Das Salz und die Kelten

Das Salz und die Kelten

Frankfurter Archäologiestudentinnen und -studenten auf dem Salzwiesenrundweg bei der Betrachtung des Wiesengeländes mit der Salzquelle und dem Gelände der Salzwiese

Bereits im Mai diesen Jahres besuchte eine Gruppe Studenten vom Institut für Archäologische Wissenschaften der Johann Wolfgang Goethe-Institut die Salzwiesen von Selters zusammen mit der Seminaleiterin Dr. Astrid Stobbe und dem Leiter des Forschungszentrums der Keltenwelt am Glauberg Dr. Axel Posluschny.

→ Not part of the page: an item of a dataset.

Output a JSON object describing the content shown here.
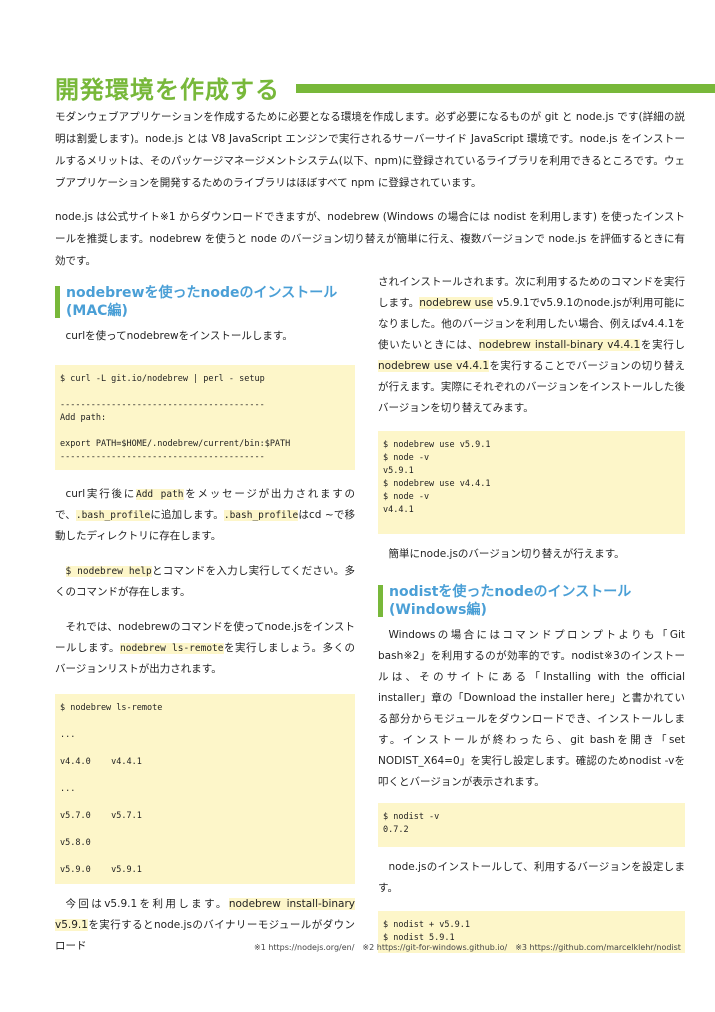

Treffpunkt war das NABU Haus “An den Salzwiesen” in Selters. Eröffnet wurde die Veranstaltung mit einem Referat eines Studenten über die Salzquellen der Wetterau, deren Ursprung und ihrer kulturgeschichtlichen Bedeutung für die Menschen aus der Gegend. Dabei wurde deutlich, dass die Salzquelle in Selters für die Kelten auf dem Glauberg das nächstgelegene Salzvorkommen war.

 

Nach dem Vortrag ging es dann gemeinsam  auf dem Salzwiesenrundweg bis in die Nähe der Salzquelle. Zu den Pflanzen, die am Wegesrand wachsen, gab es botanische und kulturhistorische Erläuterungen. Ein Betreten der Fläche war wegen der Brut- und Setzzeit allerdings nicht möglich. Deutlich konnte man aber vom Wegesrand erkennen, wie sich die Salzwiese vom übrigen Gelände abhebt. 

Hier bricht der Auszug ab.